Chereads / Awal dari Kenangan / Chapter 4 - Chapter 7~ Problem

Chapter 4 - Chapter 7~ Problem

~Andrea~

Waktu menunjukan pukul lima sore saat kami sampai di rumah Kyla. Rumahnya cukup mewah namun tidak sebesar rumahku. Di depannya terdapat taman yang kecil dan di sebelahnya terdapat garasi mobil.

Saat masuk kalian akan di sambut dengan ruang tamu yang penuh warna. Temboknya berdominan warna cream dengan beberapa hiasan dinding yang menambah kesan elegan.

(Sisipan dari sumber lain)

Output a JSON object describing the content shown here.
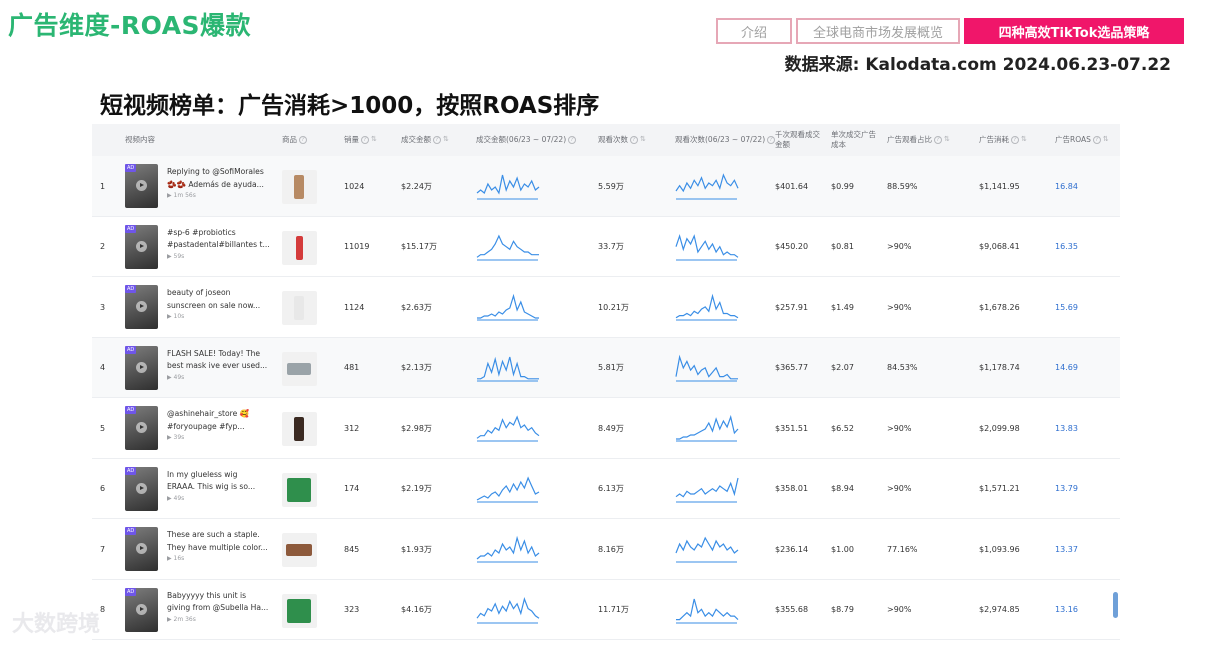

Setelah ruang tamu terdapat ruang keluarga yang bersebelahan dengan taman belakang. Aku langsung menyukai taman yang ada di halaman belakang, itu sangat bagus. Ruang keluarganya mempunyai dinding yang berwarna-warni dengan furniture dan sofa dengan berbagai macam warna. Terdapat banyak sekali rak buku yang diisi dengan banyak buku. Di sebelah kiri ruang keluarga terdapat tangga untuk menuju ke lantai dua. Sementara dapur berada di belakang ruang keluarga, aku belum melihatnya tapi sepertinya dapurnya berwarna putih.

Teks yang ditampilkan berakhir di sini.